Sensorineural hearing loss occurs when the sensory cells in the inner ear are damaged. These cells convert sound waves into electrical signals that are sent to the brain – a critical step in the hearing process. Damage of these cells results in the brain receiving less auditory information, causing chronic hearing loss. A few common ways sensory cells in the inner ear can be damaged include: 

  • Aging: age related hearing loss is also known as presbycusis. The National Institute on Deafness and Other Communication Disorders (NIDCD) estimates that 1 in 3 adults, ages 65-74, have some degree of hearing loss; and 1 in 2 adults, ages 75 and older have disabling hearing loss. This can be caused by changes to the ear that may be experienced over time, the impact of loud noise on hearing, and existing medical conditions that are linked to hearing loss which also impact older adults disproportionately. 
  • Loud noise: one time or regular exposure to loud noise can desensitize and weaken sensory cells. It is estimated that over 30 million people are regularly exposed to hazardous noise levels. Weather in the workplace, listening to audio at high levels, attending noisy events etc.; exposure to loud noise is common. 
  • Medical conditions: substantial research shows that several medical conditions increase the risk of hearing loss. This includes heart disease, hypertension, and diabetes which are conditions that affect blood flow throughout the body including the inner ear where sound is processed. 

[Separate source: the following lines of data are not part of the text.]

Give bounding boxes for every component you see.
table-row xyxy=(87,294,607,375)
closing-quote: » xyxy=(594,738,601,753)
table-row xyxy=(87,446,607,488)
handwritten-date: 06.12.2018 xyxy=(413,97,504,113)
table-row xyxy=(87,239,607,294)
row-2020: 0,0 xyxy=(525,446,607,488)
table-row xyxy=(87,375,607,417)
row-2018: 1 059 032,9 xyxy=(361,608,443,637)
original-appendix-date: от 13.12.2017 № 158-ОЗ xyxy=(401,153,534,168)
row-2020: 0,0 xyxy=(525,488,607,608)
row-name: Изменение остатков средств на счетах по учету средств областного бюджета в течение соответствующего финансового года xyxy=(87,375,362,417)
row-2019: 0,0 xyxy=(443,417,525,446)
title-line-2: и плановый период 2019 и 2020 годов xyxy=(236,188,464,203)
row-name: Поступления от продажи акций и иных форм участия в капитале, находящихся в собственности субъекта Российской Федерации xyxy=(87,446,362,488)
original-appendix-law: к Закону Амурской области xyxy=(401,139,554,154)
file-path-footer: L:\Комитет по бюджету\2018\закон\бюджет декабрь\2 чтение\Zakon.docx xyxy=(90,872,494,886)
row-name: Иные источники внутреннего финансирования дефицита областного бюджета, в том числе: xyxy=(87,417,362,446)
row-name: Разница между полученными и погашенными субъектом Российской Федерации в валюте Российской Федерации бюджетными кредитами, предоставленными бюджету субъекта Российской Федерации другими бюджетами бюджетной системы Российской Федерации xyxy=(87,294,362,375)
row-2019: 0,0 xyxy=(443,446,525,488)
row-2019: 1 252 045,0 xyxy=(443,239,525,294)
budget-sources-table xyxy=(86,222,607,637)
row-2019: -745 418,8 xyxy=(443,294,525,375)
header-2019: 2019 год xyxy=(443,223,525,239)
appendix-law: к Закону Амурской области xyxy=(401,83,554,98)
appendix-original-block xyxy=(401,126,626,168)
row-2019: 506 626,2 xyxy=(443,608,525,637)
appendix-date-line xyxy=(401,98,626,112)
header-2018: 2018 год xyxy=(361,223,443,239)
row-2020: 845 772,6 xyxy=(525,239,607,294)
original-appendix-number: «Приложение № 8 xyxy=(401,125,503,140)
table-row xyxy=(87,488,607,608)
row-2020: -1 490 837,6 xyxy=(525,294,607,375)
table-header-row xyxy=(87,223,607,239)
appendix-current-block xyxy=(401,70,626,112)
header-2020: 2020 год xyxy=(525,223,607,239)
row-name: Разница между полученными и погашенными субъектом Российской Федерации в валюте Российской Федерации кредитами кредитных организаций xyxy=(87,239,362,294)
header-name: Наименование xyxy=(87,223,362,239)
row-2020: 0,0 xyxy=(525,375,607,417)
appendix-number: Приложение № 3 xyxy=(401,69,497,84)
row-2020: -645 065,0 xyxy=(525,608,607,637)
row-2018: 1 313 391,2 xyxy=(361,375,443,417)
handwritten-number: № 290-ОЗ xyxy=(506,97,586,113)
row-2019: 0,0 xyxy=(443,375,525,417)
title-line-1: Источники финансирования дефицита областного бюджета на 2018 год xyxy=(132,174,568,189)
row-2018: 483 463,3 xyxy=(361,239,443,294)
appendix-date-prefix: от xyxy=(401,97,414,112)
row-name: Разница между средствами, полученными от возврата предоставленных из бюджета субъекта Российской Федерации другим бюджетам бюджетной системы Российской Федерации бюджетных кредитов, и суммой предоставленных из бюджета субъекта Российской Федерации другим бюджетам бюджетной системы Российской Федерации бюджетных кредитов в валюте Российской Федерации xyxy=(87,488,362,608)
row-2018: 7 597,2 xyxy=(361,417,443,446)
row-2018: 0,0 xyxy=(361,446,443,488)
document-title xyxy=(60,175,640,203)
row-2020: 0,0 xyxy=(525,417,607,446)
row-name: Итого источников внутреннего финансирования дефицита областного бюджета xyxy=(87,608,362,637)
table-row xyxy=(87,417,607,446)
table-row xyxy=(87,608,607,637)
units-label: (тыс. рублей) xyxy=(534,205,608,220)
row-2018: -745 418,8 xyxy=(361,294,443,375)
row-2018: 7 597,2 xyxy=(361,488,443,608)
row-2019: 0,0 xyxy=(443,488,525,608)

Other ways sensorineural hearing loss can be caused include: inner ear disorders, chronic ear infections, ototoxic medications and head injuries. 


Sensorineural hearing loss often occurs gradually which means symptoms can remain unnoticed for quite some time. This often leads to a delay in treatment which can worsen hearing loss. Pay attention or the following signs: 

  • Tinnitus: a ringing or buzzing like noise in one or both ears. 
  • Sounds are muffled or distorted. 
  • Having difficulty hearing and following conversations in places with background noise. 
  • Lip reading to help distinguish words. 
  • Turning up the volume on your electronic devices. 
  • Asking others to repeat what they said. 
  • Hearing is better out of one ear compared to the other. 
  • Moving to a quiet space to be able to hear. 
  • Having a hard time hearing over the phone. 
  • Feeling confused or lost during conversations. 
  • Experiencing fatigue or feeling drained after conversations and social interactions. 

These symptoms can be mild to profound, taking a toll on hearing and communication. To cope, it is common for people to avoid conversations as much as possible. This leads to social withdrawal which is a major effect of untreated hearing loss. This not only impacts relationships and social life, but also mental health. Studies show that people with untreated hearing loss can be more likely to develop depressive symptoms. Additionally, untreated hearing loss can increase other health risks like cognitive decline and falls. 

Diagnosing and Treating Sensorineural Hearing Loss

It is important to know that there is a wide range of hearing solutions, resources, adn services you can access that transform your hearing health. Treatment starts by having your hearing health assessed. Hearing tests are painless and noninvasive, identifying your hearing needs which informs the best course of treatment. 

The most common treatment for hearing loss is hearing aids – electronic devices that are designed to absorb and process sound. This provides significant hearing support which alleviates symptoms. Treating hearing loss not only strengthens hearing and communication but also relationships, social life, health, and quality of life.